Um zu verstehen, welche Bürde auf „Mama Salone“, wie die Einheimischen ihr Land liebevoll nennen, lastet, muss man 30 Jahre zurückblicken. 1991 hatten Rebellen der Revolutionary United Front (RUF) ihren blutigen Kampf gegen die Regierung begonnen, der erst nach elf Jahren und 70 000 Toten endete.

Krieg und Ebola sind nicht die einzige Ursache für die seelischen Wunden

Streetworker Dumbuya war zwölf, als er zum Kindersoldaten wurde. In ständiger Todesangst und aufgeputscht von einem Mix aus Marihuana und Schwarzpulver kämpfte er jahrelang im Dschungel. Die Erinnerungen an damals lassen den ansonsten redseligen Mann einsilbig werden. „Wenn du heute noch lebst, hattest du Glück“, sagt er nur. Zehntausende Jungen setzte die RUF als Soldaten ein. Mädchen wurden verschleppt, vergewaltigt und als „bushwifes“ zur Ehe mit ihren Peinigern gezwungen.

Aufklärung im Kampf gegen Aberglaube und Stigmatisierung sollen Poster helfen. Die Botschaft hier: Epilepsie ist nicht ansteckend.
Aufklärung im Kampf gegen Aberglaube und Stigmatisierung sollen Poster helfen. Die Botschaft hier: Epilepsie ist nicht ansteckend.Foto: Olivia Acland

Kaum ein Land dürfte so arg vom Schicksal gebeutelt worden sein wie Sierra Leone. Nach dem Krieg kam das Ebola-Virus: Zwischen Mai 2014 und November 2015 infizierten sich rund 8700 Menschen mit der Krankheit. Fast die Hälfte von ihnen starb. Es war der bis dato schwerste Ebola-Ausbruch aller Zeiten.

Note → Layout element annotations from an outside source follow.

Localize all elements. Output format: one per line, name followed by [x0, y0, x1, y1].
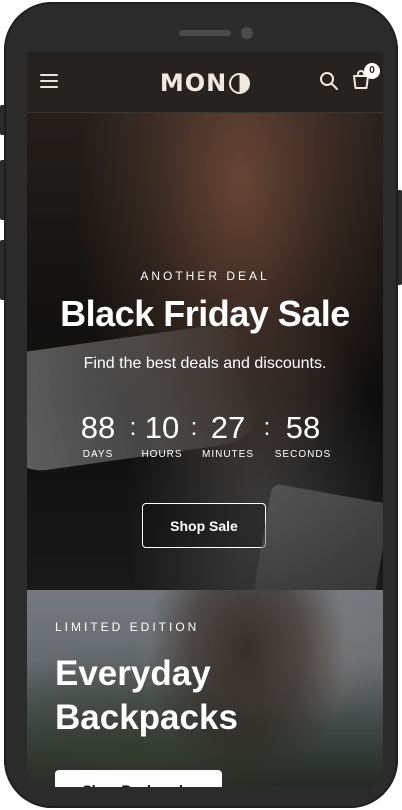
hamburger-bar: [40, 80, 58, 82]
cart-count-badge: 0: [364, 63, 380, 79]
countdown-days-label: DAYS: [82, 449, 114, 460]
countdown-seconds: 58 SECONDS: [268, 410, 338, 460]
countdown-hours-value: 10: [144, 410, 180, 445]
brand-logo-half-o-icon: [229, 72, 251, 94]
phone-speaker: [179, 30, 231, 36]
search-icon[interactable]: [319, 71, 339, 91]
hero-title: Everyday Backpacks: [55, 652, 315, 740]
shop-backpacks-button[interactable]: Shop Backpacks: [55, 770, 222, 787]
phone-front-camera: [241, 27, 253, 39]
countdown-seconds-label: SECONDS: [274, 449, 332, 460]
hero-eyebrow: ANOTHER DEAL: [140, 269, 270, 283]
countdown-minutes-label: MINUTES: [202, 449, 254, 460]
countdown-minutes-value: 27: [210, 410, 246, 445]
search-icon-svg: [320, 72, 338, 90]
hero-title-line: Everyday: [55, 654, 211, 693]
hero-eyebrow: LIMITED EDITION: [55, 620, 200, 634]
hero-title: Black Friday Sale: [60, 293, 350, 334]
countdown-hours-label: HOURS: [141, 449, 183, 460]
countdown-hours: 10 HOURS: [127, 410, 197, 460]
countdown-seconds-value: 58: [285, 410, 321, 445]
hero-subtitle: Find the best deals and discounts.: [83, 355, 327, 372]
hamburger-menu-icon[interactable]: [40, 74, 58, 88]
brand-logo-text: MON: [159, 69, 228, 97]
everyday-backpacks-hero: LIMITED EDITION Everyday Backpacks Shop …: [27, 590, 383, 787]
countdown-timer: 88 DAYS : 10 HOURS : 27 MINUTES : 58 SEC…: [27, 410, 383, 462]
phone-screen: MON 0 ANOTHER DEAL Black Friday Sale Fin…: [27, 52, 383, 787]
hero-title-line: Backpacks: [55, 698, 238, 737]
brand-logo[interactable]: MON: [157, 67, 253, 99]
countdown-days: 88 DAYS: [63, 410, 133, 460]
hamburger-bar: [40, 74, 58, 76]
shop-sale-button[interactable]: Shop Sale: [142, 503, 266, 548]
phone-body: MON 0 ANOTHER DEAL Black Friday Sale Fin…: [4, 2, 398, 808]
hamburger-bar: [40, 86, 58, 88]
black-friday-hero: ANOTHER DEAL Black Friday Sale Find the …: [27, 113, 383, 590]
countdown-days-value: 88: [80, 410, 116, 445]
countdown-minutes: 27 MINUTES: [193, 410, 263, 460]
site-header: MON 0: [27, 52, 383, 113]
phone-mockup: MON 0 ANOTHER DEAL Black Friday Sale Fin…: [0, 0, 402, 810]
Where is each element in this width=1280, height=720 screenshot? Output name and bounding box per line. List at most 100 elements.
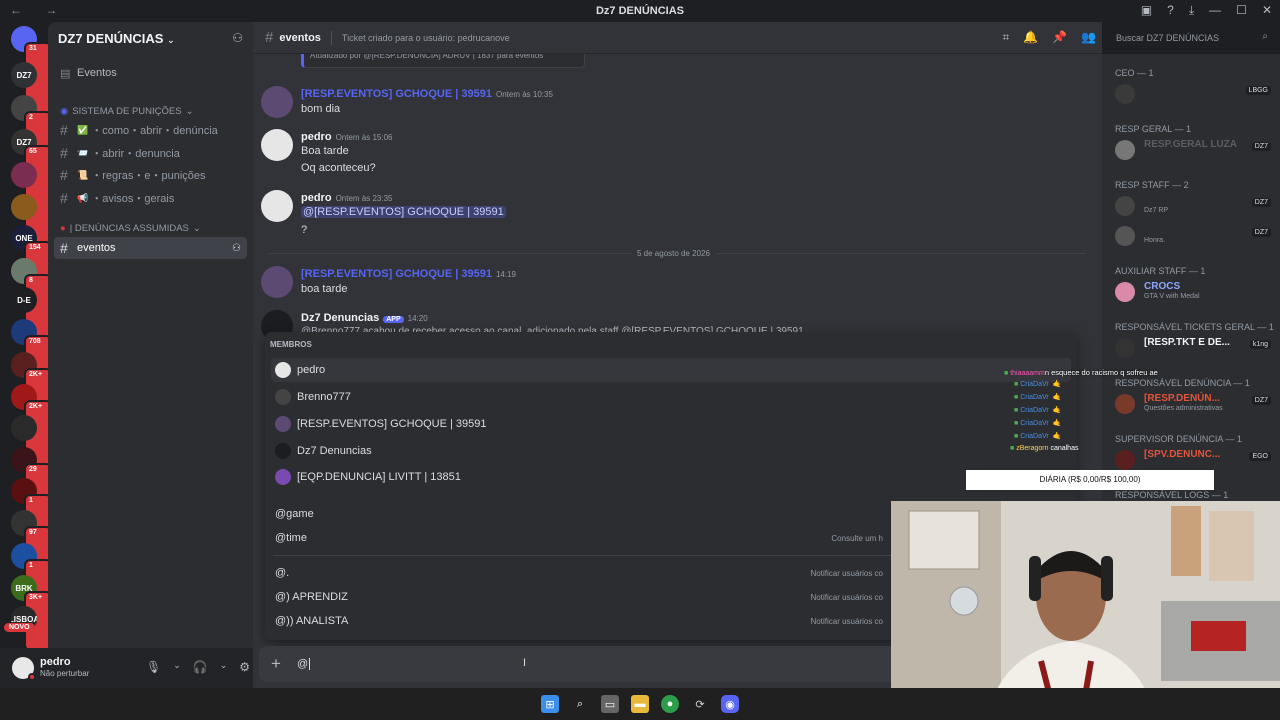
microphone-icon[interactable]: 🎙: [146, 660, 161, 674]
bell-icon[interactable]: 🔔: [1023, 30, 1038, 45]
file-explorer-icon[interactable]: ▬: [631, 695, 649, 713]
chevron-down-icon[interactable]: ⌄: [220, 660, 228, 674]
close-button[interactable]: ✕: [1262, 3, 1272, 18]
member-item[interactable]: CROCS GTA V with Medal: [1115, 280, 1275, 306]
member-item[interactable]: LBGG: [1115, 82, 1275, 108]
search-placeholder: Buscar DZ7 DENÚNCIAS: [1116, 33, 1220, 43]
role-label: @)) ANALISTA: [275, 615, 349, 627]
category-punicoes[interactable]: ◉ SISTEMA DE PUNIÇÕES ⌄: [60, 106, 194, 117]
events-link[interactable]: ▤ Eventos: [54, 62, 247, 84]
server-icon[interactable]: D-E: [11, 287, 37, 313]
message-input[interactable]: @: [297, 658, 311, 670]
inbox-icon[interactable]: ▣: [1141, 3, 1152, 18]
member-item[interactable]: Dz7 RP DZ7: [1115, 194, 1275, 220]
message-author[interactable]: Dz7 Denuncias APP 14:20: [301, 312, 428, 324]
server-icon[interactable]: [11, 162, 37, 188]
channel-eventos[interactable]: # eventos ⚇: [54, 237, 247, 259]
channel-name: ・avisos・gerais: [91, 193, 175, 205]
server-icon[interactable]: [11, 415, 37, 441]
threads-icon[interactable]: ⌗: [1002, 30, 1009, 45]
member-group-header: RESPONSÁVEL DENÚNCIA — 1: [1115, 378, 1250, 388]
minimize-button[interactable]: —: [1209, 3, 1221, 18]
message-author[interactable]: [RESP.EVENTOS] GCHOQUE | 39591 14:19: [301, 268, 516, 280]
message-author[interactable]: pedro Ontem às 15:06: [301, 131, 392, 143]
member-name: [RESP.EVENTOS] GCHOQUE | 39591: [297, 418, 487, 430]
role-hint: Notificar usuários co: [810, 592, 883, 602]
chrome-icon[interactable]: ●: [661, 695, 679, 713]
guild-tag: DZ7: [1251, 142, 1271, 151]
chevron-down-icon[interactable]: ⌄: [173, 660, 181, 674]
avatar[interactable]: [12, 657, 36, 681]
member-item[interactable]: [RESP.DENÚN... Questões administrativas DZ…: [1115, 392, 1275, 418]
member-name: Brenno777: [297, 391, 351, 403]
dnd-status-icon: [28, 673, 36, 681]
mention-member-option[interactable]: [EQP.DENUNCIA] LIVITT | 13851: [271, 465, 1071, 489]
events-label: Eventos: [77, 67, 117, 79]
message-author[interactable]: pedro Ontem às 23:35: [301, 192, 392, 204]
mention-member-option[interactable]: [RESP.EVENTOS] GCHOQUE | 39591: [271, 412, 1071, 436]
hash-icon: #: [265, 29, 274, 46]
chat-author: thiaaaamm: [1010, 370, 1045, 377]
hash-icon: #: [60, 240, 68, 256]
channel-item[interactable]: # ✅ ・como・abrir・denúncia: [54, 119, 247, 141]
avatar: [1115, 282, 1135, 302]
member-group-header: RESP STAFF — 2: [1115, 180, 1189, 190]
message-author[interactable]: [RESP.EVENTOS] GCHOQUE | 39591 Ontem às 1…: [301, 88, 553, 100]
avatar[interactable]: [261, 190, 293, 222]
message-text: boa tarde: [301, 283, 348, 295]
category-emoji: ●: [60, 223, 66, 234]
gear-icon[interactable]: ⚙: [239, 660, 250, 674]
avatar[interactable]: [261, 266, 293, 298]
discord-icon[interactable]: ◉: [721, 695, 739, 713]
member-group-header: CEO — 1: [1115, 68, 1154, 78]
message-text: ?: [301, 224, 308, 236]
avatar[interactable]: [261, 86, 293, 118]
pin-icon[interactable]: 📌: [1052, 30, 1067, 45]
mention-member-option[interactable]: Dz7 Denuncias: [271, 439, 1071, 463]
task-view-icon[interactable]: ▭: [601, 695, 619, 713]
channel-emoji: 📢: [77, 192, 89, 203]
chat-line: n esquece do racismo q sofreu ae: [1044, 368, 1158, 377]
channel-topic: Ticket criado para o usuário: pedrucanov…: [341, 32, 510, 43]
chat-line: canalhas: [1050, 445, 1079, 452]
member-item[interactable]: RESP.GERAL LUZA DZ7: [1115, 138, 1275, 164]
member-name: CROCS: [1144, 281, 1181, 292]
members-icon[interactable]: 👥: [1081, 30, 1096, 45]
app-icon[interactable]: ⟳: [691, 695, 709, 713]
mention-member-option[interactable]: pedro: [271, 358, 1071, 382]
chat-line: ■ CriaDaVr 🤙: [1014, 406, 1061, 414]
guild-tag: EGO: [1249, 452, 1271, 461]
divider: [330, 30, 332, 45]
chat-author: zBeragorn: [1016, 445, 1049, 452]
avatar: [1115, 140, 1135, 160]
channel-emoji: ✅: [77, 124, 89, 135]
windows-start-icon[interactable]: ⊞: [541, 695, 559, 713]
mention-member-option[interactable]: Brenno777: [271, 385, 1071, 409]
help-icon[interactable]: ?: [1167, 3, 1174, 18]
timestamp: 14:20: [407, 314, 428, 323]
guild-tag: DZ7: [1251, 228, 1271, 237]
maximize-button[interactable]: ☐: [1236, 3, 1247, 18]
channel-item[interactable]: # 📨 ・abrir・denuncia: [54, 142, 247, 164]
member-name: pedro: [297, 364, 326, 376]
category-assumidas[interactable]: ● | DENÚNCIAS ASSUMIDAS ⌄: [60, 223, 201, 234]
download-icon[interactable]: ⤓: [1189, 3, 1194, 18]
app-badge: APP: [383, 316, 404, 323]
message-text: bom dia: [301, 103, 341, 115]
add-attachment-icon[interactable]: +: [271, 654, 281, 674]
member-item[interactable]: Honra. DZ7: [1115, 224, 1275, 250]
member-item[interactable]: [RESP.TKT E DE... k1ng: [1115, 336, 1275, 362]
channel-item[interactable]: # 📢 ・avisos・gerais: [54, 187, 247, 209]
avatar[interactable]: [261, 129, 293, 161]
search-icon[interactable]: ⌕: [571, 695, 589, 713]
invite-icon[interactable]: ⚇: [232, 31, 243, 45]
channel-sidebar: DZ7 DENÚNCIAS ⌄ ⚇ ▤ Eventos ◉ SISTEMA DE…: [48, 22, 253, 648]
headphones-icon[interactable]: 🎧: [193, 660, 208, 674]
user-mention[interactable]: @[RESP.EVENTOS] GCHOQUE | 39591: [301, 206, 506, 218]
server-icon[interactable]: DZ7: [11, 62, 37, 88]
search-input[interactable]: Buscar DZ7 DENÚNCIAS ⌕: [1110, 28, 1274, 48]
channel-item[interactable]: # 📜 ・regras・e・punições: [54, 164, 247, 186]
guild-header[interactable]: DZ7 DENÚNCIAS ⌄ ⚇: [48, 22, 253, 54]
add-member-icon[interactable]: ⚇: [232, 243, 241, 254]
server-icon[interactable]: [11, 194, 37, 220]
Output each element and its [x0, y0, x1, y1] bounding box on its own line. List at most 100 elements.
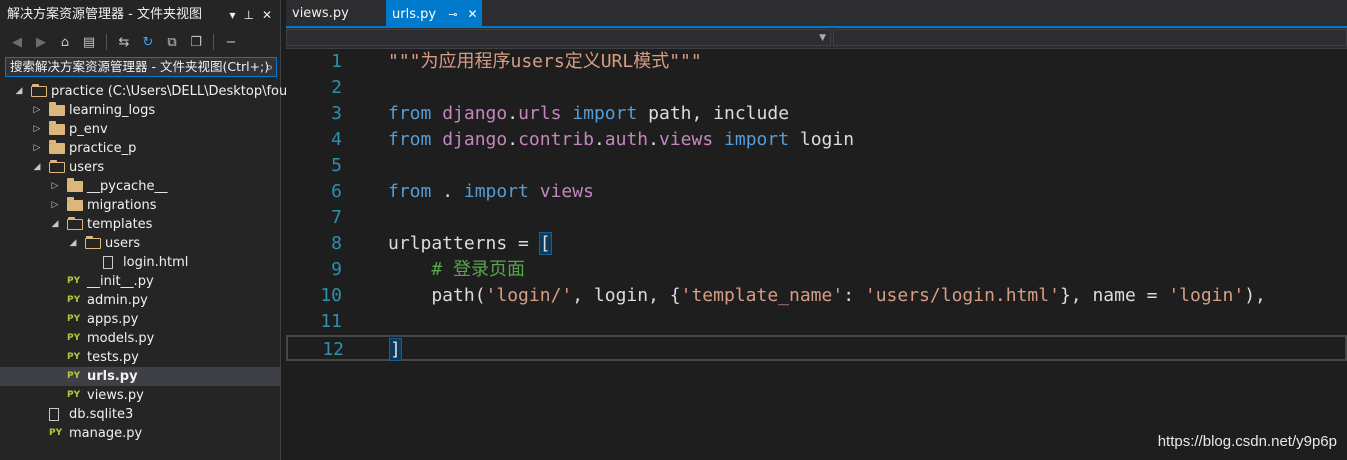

Die traumatischen Ereignisse der jüngeren Geschichte sind nicht die einzige Ursache für die seelischen Wunden in der Bevölkerung. In einem Land wie Sierra Leone, das zu den ärmsten der Erde gehört, können allein die Lebensumstände psychische Leiden auslösen oder verstärken. Fachleute sprechen von „daily stressors“ – existenziellen Bedrohungen wie Armut, Hunger, Gewalt oder, bei Kindern, dem Verlust von Bezugspersonen. Gibt es kein Gegengewicht aus positiven Erfahrungen, etwa elterliche Fürsorge, kommt es zu „toxischem Stress“. Wie ein schleichendes Gift beginnt dieser, die Psyche zu zersetzen, gilt als Auslöser von Depressionen. Bei Kindern kann er die Entwicklung verzögern und so das ganze Leben negativ beeinflussen.